Furthermore, among major Wall Street investment banks, nearly all have abandoned forecasts for a 2026 rate cut, with some even pivoting to predict hikes. Citigroup remains an outlier, sticking to its call for three rate cuts this year. Andrew Hollenhorst, Citigroup's chief US economist, stated last Friday that the strong jobs report would lead Fed officials to "hawkishly focus on inflation upside risks, rather than employment downside risks" at the June 16-17 meeting. However, he expects the labor market to soften over the next three months, at which point the market will "re-price rate cut probabilities, not hike probabilities." Citigroup maintains its forecast for the Fed to cut rates by 25 basis points each in September, October, and December.

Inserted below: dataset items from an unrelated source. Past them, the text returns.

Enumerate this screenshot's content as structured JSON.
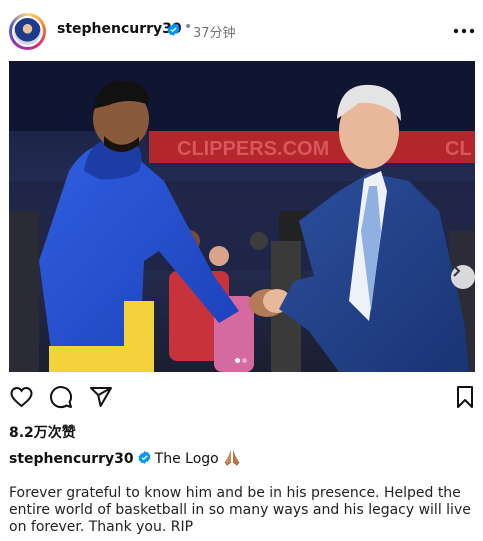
{
  "post": {
    "username": "stephencurry30",
    "dot": "•",
    "time": "37分钟",
    "likes": "8.2万次赞",
    "caption_username": "stephencurry30",
    "caption_title": "The Logo",
    "caption_body": "Forever grateful to know him and be in his presence. Helped the entire world of basketball in so many ways and his legacy will live on forever. Thank you. RIP",
    "carousel": {
      "current": 1,
      "total": 2
    }
  },
  "photo": {
    "banner_text": "CLIPPERS.COM",
    "banner_text_right": "CL"
  },
  "icons": {
    "verified": "verified-badge-icon",
    "more": "more-options-icon",
    "like": "heart-icon",
    "comment": "comment-icon",
    "share": "send-icon",
    "save": "bookmark-icon",
    "next": "chevron-right-icon",
    "pray": "praying-hands-emoji"
  },
  "colors": {
    "verified": "#0095f6",
    "text": "#111111",
    "muted": "#737373"
  }
}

This outlook stands in stark contrast to the current market trajectory. The bond market has been hit hard, with the 2-year Treasury yield surging 15 basis points last week. The interest rate swap market now fully prices in a Fed rate hike by December, with about a 60% probability of a hike in October.

Data to watch today includes the Eurozone Sentix Investor Confidence Index for June, Canada's Leading Indicator month-on-month for May, and the US New York Fed's 1-Year Inflation Expectations for May.

Gold/US Dollar

Gold sold off sharply last Friday, hitting a fresh 10-week low, with the spot price currently trading around $2,285. The primary pressure came from a much stronger-than-expected US non-farm payrolls report, which revived expectations for Federal Reserve interest rate hikes. The data showed the addition of 172,000 jobs in May, far exceeding the forecast of 85,000. Additionally, rising US Treasury yields also exerted some downward pressure on the precious metal. Resistance is anticipated near $2,350 today, with support around $2,200.

US Dollar/Japanese Yen

The USD/JPY pair moved higher last Friday, breaking through the 160.00 level and reaching a fresh 5-week high, with the current price trading around 160.30. The main driver was the continued ascent of the US Dollar Index, buoyed by the strong non-farm payrolls report boosting Fed hike expectations and safe-haven demand. However, concerns about renewed Japanese intervention in the currency market and expectations for a Bank of Japan rate hike limited the pair's upside. Resistance is seen near 161.00 today, with support around 159.50.

US Dollar/Canadian Dollar

The USD/CAD pair advanced last Friday, reaching a new 9-week high, with the current price trading around 1.3940. The key driver was the US Dollar Index breaking above the 100.00 level, fueled by the strong non-farm payrolls report reigniting Fed rate hike expectations. Additionally, a decline in crude oil prices provided some support for the pair. However, robust Canadian employment data released during the session capped the pair's gains. Resistance is anticipated near 1.4050 today, with support around 1.3850.